The plugin system isn't bad - but its a false narrative to believe you plunk this down and get some sort of valuable developer portal at an enterprise level (small biz sure - fortune 500...yeah no).

Spotify does open-source a number of their plugins, but after having looked extensively at which ones they make available and which ones we would have to write (and deal with their plugin system for) we opted out. The cost/benefit ratio is definitely there for a technical writer, but IMO its not there for serious development. (Pls - Anyone who disagrees with that - begin by telling me why you don't use Joomla as a base for all your custom applications )

Team integration at a company level is another challenge with Backstage. GitHub (the basis and sort of harvested DB for BS) is largely disconnected from company structures and AD and all the things for most companies. Yes GitHub enterprise is a thing... no in general its still not connected to company structures. There are teams in Backstage, but they are generally managed in isolation from the rest of the company which presents its own challenges and integration problems with other systems. Don't even get me started on the fact that asking everyone to put their service defintions in specific files in specific places in GitHub is no better/worse than making them enter it into a ui or spreadsheet or confluence article or anything except now its scattered in 10,000 repos - good luck getting everyone to change that.

Ultimately this isn't software that you simply install and use.

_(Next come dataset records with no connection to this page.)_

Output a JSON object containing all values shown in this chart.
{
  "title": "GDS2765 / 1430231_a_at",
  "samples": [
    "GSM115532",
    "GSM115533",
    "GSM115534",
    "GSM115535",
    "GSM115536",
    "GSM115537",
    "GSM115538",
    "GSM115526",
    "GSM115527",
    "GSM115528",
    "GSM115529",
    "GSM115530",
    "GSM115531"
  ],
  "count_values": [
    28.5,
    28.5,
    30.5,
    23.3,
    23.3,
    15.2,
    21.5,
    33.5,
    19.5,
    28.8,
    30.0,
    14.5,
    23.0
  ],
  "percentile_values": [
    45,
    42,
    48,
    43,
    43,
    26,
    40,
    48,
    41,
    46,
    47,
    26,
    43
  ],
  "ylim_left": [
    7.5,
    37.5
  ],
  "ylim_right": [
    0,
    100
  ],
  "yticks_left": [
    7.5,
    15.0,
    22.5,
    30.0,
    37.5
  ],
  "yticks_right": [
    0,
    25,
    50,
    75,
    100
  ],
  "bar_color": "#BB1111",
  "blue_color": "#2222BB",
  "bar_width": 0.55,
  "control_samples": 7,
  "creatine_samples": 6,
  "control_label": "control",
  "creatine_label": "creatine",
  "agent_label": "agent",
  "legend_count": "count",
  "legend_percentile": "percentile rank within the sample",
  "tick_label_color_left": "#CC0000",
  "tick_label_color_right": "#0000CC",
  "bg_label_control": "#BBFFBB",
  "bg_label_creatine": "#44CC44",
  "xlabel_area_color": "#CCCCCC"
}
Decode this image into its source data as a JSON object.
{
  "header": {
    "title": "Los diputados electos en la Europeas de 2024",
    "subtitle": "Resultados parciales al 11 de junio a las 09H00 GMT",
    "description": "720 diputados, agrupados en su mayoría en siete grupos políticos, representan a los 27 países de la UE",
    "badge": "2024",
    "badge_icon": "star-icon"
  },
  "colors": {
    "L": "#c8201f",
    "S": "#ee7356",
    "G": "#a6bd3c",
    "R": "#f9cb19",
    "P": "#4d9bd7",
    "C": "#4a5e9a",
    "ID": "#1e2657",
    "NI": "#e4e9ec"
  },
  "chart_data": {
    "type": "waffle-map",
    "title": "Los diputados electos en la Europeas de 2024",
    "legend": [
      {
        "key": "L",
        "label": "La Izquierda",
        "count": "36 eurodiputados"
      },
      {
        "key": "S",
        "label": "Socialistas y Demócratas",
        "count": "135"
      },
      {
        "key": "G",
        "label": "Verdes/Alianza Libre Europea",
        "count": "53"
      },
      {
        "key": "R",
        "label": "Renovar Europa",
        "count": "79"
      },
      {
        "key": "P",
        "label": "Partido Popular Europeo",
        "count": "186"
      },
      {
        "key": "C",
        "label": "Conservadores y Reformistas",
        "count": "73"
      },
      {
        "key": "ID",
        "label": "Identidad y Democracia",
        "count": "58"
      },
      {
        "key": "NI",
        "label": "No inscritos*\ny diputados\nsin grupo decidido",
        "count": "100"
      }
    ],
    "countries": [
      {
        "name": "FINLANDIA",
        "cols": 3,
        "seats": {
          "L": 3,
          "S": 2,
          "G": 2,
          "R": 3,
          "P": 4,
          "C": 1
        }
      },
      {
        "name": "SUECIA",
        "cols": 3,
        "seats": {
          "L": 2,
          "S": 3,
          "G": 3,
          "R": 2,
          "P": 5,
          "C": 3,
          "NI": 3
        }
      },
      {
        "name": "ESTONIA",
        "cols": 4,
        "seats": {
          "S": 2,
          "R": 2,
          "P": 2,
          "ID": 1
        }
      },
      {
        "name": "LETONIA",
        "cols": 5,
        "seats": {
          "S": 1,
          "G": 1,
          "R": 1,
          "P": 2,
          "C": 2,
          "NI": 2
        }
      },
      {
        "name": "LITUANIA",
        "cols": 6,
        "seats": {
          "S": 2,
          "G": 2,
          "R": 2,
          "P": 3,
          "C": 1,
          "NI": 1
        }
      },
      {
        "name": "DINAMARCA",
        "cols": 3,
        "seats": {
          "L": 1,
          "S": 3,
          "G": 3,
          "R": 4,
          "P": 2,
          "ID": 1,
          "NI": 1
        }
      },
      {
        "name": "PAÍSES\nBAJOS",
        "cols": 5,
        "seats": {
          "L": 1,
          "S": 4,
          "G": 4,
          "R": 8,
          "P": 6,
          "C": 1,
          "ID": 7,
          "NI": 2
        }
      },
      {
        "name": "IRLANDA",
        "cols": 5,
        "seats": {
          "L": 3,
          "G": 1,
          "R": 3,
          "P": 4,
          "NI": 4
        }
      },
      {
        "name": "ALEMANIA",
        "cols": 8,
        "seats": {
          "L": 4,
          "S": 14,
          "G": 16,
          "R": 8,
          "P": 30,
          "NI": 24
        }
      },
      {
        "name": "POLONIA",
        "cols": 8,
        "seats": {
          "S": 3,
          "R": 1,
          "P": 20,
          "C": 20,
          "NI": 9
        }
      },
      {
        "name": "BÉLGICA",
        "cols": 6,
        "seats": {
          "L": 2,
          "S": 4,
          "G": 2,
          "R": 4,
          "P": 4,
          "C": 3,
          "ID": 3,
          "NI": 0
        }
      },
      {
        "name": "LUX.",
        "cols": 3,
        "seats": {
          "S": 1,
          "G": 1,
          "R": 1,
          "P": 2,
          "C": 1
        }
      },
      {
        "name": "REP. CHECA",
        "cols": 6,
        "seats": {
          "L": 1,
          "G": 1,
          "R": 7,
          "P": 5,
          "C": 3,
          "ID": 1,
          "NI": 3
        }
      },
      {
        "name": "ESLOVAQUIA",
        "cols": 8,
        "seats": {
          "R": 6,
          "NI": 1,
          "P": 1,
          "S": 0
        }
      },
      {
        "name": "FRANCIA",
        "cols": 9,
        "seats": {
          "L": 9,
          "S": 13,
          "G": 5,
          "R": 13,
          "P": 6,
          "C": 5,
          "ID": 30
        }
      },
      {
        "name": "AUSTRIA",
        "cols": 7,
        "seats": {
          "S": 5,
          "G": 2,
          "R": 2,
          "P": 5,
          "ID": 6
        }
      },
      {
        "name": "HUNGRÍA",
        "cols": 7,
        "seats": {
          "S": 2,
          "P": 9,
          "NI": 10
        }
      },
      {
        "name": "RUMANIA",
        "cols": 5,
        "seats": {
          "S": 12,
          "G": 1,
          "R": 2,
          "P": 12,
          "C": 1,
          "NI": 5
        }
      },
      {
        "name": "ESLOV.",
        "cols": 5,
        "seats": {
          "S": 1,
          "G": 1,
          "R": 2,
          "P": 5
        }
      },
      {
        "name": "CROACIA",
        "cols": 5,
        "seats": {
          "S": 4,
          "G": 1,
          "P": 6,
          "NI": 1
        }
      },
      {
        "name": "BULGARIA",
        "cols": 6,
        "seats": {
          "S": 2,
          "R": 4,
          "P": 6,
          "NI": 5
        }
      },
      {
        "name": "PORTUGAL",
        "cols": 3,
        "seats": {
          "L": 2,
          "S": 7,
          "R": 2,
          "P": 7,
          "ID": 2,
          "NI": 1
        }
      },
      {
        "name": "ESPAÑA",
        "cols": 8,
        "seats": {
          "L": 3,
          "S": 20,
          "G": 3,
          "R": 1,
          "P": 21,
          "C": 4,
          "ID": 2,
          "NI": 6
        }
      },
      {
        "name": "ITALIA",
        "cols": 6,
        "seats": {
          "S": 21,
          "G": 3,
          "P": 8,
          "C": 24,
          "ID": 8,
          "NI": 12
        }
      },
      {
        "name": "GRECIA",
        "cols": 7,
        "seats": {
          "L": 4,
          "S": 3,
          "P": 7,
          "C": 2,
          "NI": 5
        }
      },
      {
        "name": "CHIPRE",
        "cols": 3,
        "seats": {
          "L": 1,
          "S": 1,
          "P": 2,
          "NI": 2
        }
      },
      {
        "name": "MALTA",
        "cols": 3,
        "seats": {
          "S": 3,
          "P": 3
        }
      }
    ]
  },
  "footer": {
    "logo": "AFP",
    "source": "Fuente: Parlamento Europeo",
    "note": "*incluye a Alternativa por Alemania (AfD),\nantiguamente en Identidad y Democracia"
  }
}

Its a base that will likely require extension, and doing so means going down a one way path of adoption. Nothing it does is compatible with anything else. Is that good for Spotify - sure. Lots of folks helping build software they want to use is great. Is it good for the community? I'm not so sure. This article felt like a paid add (not suggesting it was - just saying it read like one) more than an honest plus/minus of the software and is anyone really surprised a technical writer couldn't build a proper enterprise developer portal by themselves? In other news - water is wet, the sky is blue and my kid wants to watch youtube.

2 comments

Indeed, Backstage is a framework for creating a developer portal, not a ready-made product.

I used to work on a consultancy (https://frontside.com) who's specializing in adopting Backstage at Fortune 500s like HP. When you adopt Backstage at scale, you rely on processors that scan your LDAP, GitHub, etc to discover, stitch, and feed cohesive data to the software catalog. HP is giving a talk next month on how they manage 100,000+ entities in Backstage.

Backstage does a lot of heavy lifting that I'd rather use than have to build from scratch.

So what do you recommend then instead?
Our companies evaluators picked up Cortex for a service registry offering because it did more for them faster, but they may switch over to backstage in time if they find the integration straightforward enough
How about just using github? or if you want more how about building a a node/vue app? Or for docs scrounge up any static doc creation system and thereyago. most have some really editing features and BEHOLD markdown with colors!

I'm being a little silly there but my issue isn't that this isn't valuable software in the right situation. My issues is that its presented as some sort of magic bullet for a specific documentation issue when the problems described are generally not software related or software solved.

Most of what is presented in the article isn't about BS doing what this person attempted to do for 2 years. Its about switching paradigms and letting folks document in their repos instead of in a centralized system. One could just as easily look over the repos in a github org and go to those files in a repo. Both solutions require standardizing where things are documented..... so does a centralized system.

The big callout should be that when trying to centralize docs that align to apps they become disconnected from the apps themselves and thus its a pita to get everyone to do everything in 2 places. I'd be very curious if they completely turned off BS if there would be any loss... if not why bother with the overhead. Templating and other things are well handled by MS Clis, cookie-cutter or other more portable concepts and who needs yet another team and resource mgmt system. Splunk and other off the shelf systems can easily provide more comprehensive and robust stats and generally speaking there is a more enterprise level solution for just about everything it does.

Yes BS is a swiss army knife but when was the last time you saw a chef use one of those in the kitchen?

Oldschool solution that I have used many times is to setup an oldschool internal Wiki (can be hosted on anything). This gets used as an internal resource for everything (requires buy in from the right people obviously) and is actually quite useful. Very easy to get started and very easy for people to start creating entries.